Schriftsteller Martin Suter Gegenentwurf zum darbenden Künstler

Zugpferd seiner Branche: der Schweizer Autor Martin Suter

(Foto: dpa)
  • Erfolgsautor Martin Suter kann gut vom Verkauf seiner Bücher leben.
  • Die Schweizer Boulevardzeitung Blick unterstellt ihm jetzt, er lasse sie zusätzlich vom Staat fördern, während jene Autoren, die das Geld nötig hätten, "verhungern" müssten.
  • Die Vorwürfe sind absurd - das Blatt inszeniert eine Schmutzkampagne gegen den Schriftsteller, der sich einst gegen die Berichterstattung des Blick gewehrt hatte.
Von Christopher Schmidt

Wer die Vita des Schweizer Schriftstellers Martin Suter, 66, nachliest, wird eine lange Reihe von Buchtiteln finden, aber keinen einzigen erwähnten Literaturpreis. Denn auf Förderung war Suter, der kommerziell erfolgreichste deutschsprachige Romancier, noch nie angewiesen.

Als der spätberufene Suter im Alter von fünfzig Jahren sein erstes Buch veröffentlichte, hatte er bereits eine Karriere in der Werbebranche hinter sich. Den Sprung in die freie Existenz als Künstler wagte er erst, als er sich sicher war, dass er von seinem Schreiben würde leben können, und leben, das heißt bei Suter gut leben - daraus hat er nie einen Hehl gemacht. Spitzwegs armer Poet in der Dachstube sei von Anfang an nicht sein Vorbild gewesen, hat er einmal bei einer Begegnung erzählt.

"Allen ist bewusst, dass wir in einer Seifenblase leben"

Anders als nicht wenige seiner Kollegen, denen die Literaturförderung eine bisweilen erstaunliche Para-Karriere ermöglicht, ohne dass dabei irgendetwas Lesenswertes herauskäme, verdient Martin Suter sein Geld damit, dass viele Menschen seine Bücher gerne lesen.

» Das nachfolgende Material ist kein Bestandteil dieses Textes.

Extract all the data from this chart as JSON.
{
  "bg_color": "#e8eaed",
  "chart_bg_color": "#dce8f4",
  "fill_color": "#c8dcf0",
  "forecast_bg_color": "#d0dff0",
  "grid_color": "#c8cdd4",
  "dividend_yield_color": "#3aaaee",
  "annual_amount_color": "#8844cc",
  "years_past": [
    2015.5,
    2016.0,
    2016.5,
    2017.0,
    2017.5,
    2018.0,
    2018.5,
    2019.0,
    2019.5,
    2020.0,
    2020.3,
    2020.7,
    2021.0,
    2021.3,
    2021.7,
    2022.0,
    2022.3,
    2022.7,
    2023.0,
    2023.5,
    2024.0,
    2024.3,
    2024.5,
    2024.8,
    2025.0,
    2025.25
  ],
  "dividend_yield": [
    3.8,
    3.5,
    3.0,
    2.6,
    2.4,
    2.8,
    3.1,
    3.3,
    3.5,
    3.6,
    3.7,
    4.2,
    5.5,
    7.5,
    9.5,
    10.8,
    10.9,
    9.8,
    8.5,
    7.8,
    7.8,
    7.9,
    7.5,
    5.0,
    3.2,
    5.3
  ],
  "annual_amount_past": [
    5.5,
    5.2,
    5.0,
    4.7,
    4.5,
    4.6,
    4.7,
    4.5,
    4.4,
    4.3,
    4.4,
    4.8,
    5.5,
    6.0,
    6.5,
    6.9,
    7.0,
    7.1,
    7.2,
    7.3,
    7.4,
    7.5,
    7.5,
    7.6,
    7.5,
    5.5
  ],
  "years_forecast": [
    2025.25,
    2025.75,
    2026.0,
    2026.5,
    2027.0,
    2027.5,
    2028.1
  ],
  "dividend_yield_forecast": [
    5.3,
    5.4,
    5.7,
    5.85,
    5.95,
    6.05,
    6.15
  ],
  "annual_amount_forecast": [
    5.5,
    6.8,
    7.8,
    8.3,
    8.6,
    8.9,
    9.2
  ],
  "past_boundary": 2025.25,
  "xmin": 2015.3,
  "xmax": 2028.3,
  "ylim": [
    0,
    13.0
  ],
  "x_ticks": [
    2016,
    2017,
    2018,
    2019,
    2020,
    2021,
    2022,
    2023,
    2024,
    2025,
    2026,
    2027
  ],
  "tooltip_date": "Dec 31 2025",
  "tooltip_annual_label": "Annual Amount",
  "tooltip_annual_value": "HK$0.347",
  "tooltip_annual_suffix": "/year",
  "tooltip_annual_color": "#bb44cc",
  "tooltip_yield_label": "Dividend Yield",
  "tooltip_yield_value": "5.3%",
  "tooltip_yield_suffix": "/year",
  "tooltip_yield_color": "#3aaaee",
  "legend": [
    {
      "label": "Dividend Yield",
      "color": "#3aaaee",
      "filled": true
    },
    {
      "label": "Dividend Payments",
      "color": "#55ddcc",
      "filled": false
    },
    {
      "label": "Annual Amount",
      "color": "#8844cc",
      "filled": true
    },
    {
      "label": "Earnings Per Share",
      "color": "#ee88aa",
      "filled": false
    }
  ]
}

Und das ist nicht nur für ihn erfreulich, sondern für die gesamte Branche. Denn ohne ein Zugpferd, das die weniger gut verkäuflichen Autoren quersubventioniert, kann heute kein literarischer Verlag überleben. Man sollte Suter also dankbar sein.

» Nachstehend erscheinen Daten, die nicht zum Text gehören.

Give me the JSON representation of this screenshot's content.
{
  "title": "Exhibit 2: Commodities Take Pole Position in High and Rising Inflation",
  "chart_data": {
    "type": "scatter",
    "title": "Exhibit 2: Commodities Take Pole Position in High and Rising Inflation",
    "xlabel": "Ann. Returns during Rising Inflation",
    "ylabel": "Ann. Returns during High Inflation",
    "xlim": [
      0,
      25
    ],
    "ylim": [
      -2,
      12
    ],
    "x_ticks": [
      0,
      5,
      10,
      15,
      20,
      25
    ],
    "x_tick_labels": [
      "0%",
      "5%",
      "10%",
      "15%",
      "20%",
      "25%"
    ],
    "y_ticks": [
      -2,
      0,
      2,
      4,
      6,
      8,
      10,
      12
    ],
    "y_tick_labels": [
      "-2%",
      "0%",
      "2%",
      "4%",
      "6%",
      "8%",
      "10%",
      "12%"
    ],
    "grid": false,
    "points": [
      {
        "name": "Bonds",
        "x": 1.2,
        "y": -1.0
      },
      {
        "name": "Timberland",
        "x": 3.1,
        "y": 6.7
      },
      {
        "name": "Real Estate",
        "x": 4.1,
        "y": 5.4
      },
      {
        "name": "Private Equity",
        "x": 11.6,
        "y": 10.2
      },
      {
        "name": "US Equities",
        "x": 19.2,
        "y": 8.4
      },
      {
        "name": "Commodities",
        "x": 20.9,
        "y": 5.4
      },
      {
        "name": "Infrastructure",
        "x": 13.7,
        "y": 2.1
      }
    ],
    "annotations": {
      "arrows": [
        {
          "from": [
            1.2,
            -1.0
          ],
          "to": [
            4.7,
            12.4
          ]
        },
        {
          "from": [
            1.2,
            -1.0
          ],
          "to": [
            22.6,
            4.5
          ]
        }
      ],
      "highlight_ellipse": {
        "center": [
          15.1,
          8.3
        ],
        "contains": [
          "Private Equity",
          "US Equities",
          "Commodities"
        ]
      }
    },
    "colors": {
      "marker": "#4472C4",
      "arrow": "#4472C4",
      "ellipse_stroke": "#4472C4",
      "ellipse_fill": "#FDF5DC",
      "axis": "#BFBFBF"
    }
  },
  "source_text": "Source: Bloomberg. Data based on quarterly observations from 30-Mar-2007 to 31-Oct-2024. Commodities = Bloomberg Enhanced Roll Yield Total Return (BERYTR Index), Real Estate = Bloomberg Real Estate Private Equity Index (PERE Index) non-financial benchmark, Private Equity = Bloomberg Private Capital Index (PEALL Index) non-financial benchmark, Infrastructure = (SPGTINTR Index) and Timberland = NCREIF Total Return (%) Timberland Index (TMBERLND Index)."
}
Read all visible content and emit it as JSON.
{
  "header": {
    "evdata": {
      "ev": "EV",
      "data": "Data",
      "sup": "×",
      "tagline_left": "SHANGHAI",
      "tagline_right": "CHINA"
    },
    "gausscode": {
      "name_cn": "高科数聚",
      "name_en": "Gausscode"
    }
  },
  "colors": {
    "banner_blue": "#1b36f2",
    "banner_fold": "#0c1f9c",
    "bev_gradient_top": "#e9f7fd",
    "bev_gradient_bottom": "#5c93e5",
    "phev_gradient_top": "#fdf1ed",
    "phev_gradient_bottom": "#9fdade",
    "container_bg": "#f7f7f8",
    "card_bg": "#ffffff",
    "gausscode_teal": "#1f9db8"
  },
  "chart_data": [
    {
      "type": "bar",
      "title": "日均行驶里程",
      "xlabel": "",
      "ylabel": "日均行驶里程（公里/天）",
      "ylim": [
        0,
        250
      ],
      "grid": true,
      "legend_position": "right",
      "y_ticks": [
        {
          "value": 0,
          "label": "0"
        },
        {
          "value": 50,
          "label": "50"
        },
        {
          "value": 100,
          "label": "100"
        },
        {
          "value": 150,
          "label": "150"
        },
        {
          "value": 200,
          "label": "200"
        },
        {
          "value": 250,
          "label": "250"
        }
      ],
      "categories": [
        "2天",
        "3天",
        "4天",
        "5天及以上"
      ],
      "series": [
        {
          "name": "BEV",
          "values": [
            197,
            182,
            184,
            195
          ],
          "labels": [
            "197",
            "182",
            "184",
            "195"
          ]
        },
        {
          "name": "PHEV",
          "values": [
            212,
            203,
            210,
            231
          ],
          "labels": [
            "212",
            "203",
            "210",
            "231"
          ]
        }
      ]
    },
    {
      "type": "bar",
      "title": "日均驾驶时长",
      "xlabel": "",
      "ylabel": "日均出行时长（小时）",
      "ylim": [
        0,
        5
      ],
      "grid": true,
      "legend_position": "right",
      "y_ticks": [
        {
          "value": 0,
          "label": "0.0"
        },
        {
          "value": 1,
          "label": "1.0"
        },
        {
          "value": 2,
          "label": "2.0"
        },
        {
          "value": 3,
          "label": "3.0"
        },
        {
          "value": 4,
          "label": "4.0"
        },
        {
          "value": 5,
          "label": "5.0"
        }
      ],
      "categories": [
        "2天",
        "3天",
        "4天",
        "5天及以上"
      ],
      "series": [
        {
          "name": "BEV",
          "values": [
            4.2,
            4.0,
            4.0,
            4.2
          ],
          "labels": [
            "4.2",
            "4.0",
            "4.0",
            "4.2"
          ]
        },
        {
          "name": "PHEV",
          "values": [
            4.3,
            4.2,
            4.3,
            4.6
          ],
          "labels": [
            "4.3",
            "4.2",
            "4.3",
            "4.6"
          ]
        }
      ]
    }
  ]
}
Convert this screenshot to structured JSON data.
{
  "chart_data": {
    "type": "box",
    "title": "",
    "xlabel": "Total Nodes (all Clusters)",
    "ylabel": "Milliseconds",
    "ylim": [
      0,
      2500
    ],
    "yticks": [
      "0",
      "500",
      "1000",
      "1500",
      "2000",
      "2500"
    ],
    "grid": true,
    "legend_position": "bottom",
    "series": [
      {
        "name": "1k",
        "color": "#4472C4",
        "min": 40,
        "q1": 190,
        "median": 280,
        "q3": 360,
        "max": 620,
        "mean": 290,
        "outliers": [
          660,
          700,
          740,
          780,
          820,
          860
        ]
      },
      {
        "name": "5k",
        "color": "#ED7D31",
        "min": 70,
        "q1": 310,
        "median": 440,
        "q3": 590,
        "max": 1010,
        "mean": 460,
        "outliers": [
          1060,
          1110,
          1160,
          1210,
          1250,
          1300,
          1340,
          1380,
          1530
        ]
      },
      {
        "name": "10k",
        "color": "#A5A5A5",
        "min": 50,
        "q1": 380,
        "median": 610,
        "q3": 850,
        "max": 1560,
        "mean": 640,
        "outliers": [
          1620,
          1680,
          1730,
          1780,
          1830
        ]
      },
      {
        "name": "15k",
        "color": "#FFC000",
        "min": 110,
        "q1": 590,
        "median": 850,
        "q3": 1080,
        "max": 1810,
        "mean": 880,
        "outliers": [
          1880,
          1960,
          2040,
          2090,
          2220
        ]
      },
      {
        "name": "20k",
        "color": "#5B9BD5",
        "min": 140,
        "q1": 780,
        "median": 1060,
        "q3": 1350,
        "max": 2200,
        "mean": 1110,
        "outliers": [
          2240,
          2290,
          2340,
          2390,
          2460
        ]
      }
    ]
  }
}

Soeben ist Suters neuester Roman erschienen. Er heißt "Montecristo" und handelt von einer fiktiven Schweizer Großbank, die Falschgeld in Umlauf bringt, weil sie sich im großen Stil verspekuliert hat und weiß, dass der Staat nach der jüngsten Bankenkrise nicht noch einmal einspringen wird.

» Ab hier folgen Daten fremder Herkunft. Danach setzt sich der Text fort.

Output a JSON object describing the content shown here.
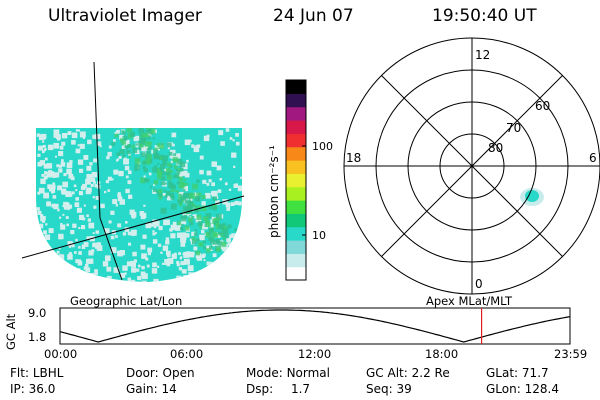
{
  "header": {
    "instrument": "Ultraviolet Imager",
    "date": "24 Jun 07",
    "time": "19:50:40 UT"
  },
  "colorbar": {
    "unit_label": "photon cm⁻²s⁻¹",
    "ticks": [
      {
        "label": "100",
        "value": 100
      },
      {
        "label": "10",
        "value": 10
      }
    ],
    "colors": [
      "#ffffff",
      "#c8ecec",
      "#80d8d8",
      "#28d8c8",
      "#10c878",
      "#40e040",
      "#a8f020",
      "#e8f030",
      "#f8c020",
      "#f88818",
      "#f03030",
      "#d81848",
      "#a01880",
      "#301050",
      "#000000"
    ]
  },
  "geo_image": {
    "label": "Geographic Lat/Lon",
    "base_color": "#28d8c8",
    "speckle_color": "#d4eeee",
    "band_color": "#30c090",
    "accent_color": "#40d070"
  },
  "polar_plot": {
    "label": "Apex MLat/MLT",
    "mlt_labels": {
      "top": "12",
      "right": "6",
      "bottom": "0",
      "left": "18"
    },
    "lat_rings": [
      {
        "label": "80"
      },
      {
        "label": "70"
      },
      {
        "label": "60"
      }
    ],
    "blob_color": "#28d8c8",
    "blob_edge_color": "#c8ecec"
  },
  "altitude_plot": {
    "ylabel": "GC Alt",
    "y_ticks": [
      "9.0",
      "1.8"
    ],
    "x_ticks": [
      "00:00",
      "06:00",
      "12:00",
      "18:00",
      "23:59"
    ],
    "current_time_hours": 19.84,
    "marker_color": "#e02020"
  },
  "params": {
    "flt_label": "Flt:",
    "flt_value": "LBHL",
    "ip_label": "IP:",
    "ip_value": "36.0",
    "door_label": "Door:",
    "door_value": "Open",
    "gain_label": "Gain:",
    "gain_value": "14",
    "mode_label": "Mode:",
    "mode_value": "Normal",
    "dsp_label": "Dsp:",
    "dsp_value": "1.7",
    "gcalt_label": "GC Alt:",
    "gcalt_value": "2.2 Re",
    "seq_label": "Seq:",
    "seq_value": "39",
    "glat_label": "GLat:",
    "glat_value": "71.7",
    "glon_label": "GLon:",
    "glon_value": "128.4"
  }
}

"Allen ist bewusst, dass wir in einer Seifenblase leben, deshalb ist jeder bemüht, sich so behutsam zu bewegen, weil niemand will, dass die Blase platzt", heißt es in "Montecristo". Was den Schriftsteller Martin Suter betrifft, gibt es allerdings sehr wohl eine Institution, die will, dass die Blase platzt, und sich deshalb alles andere als behutsam bewegt.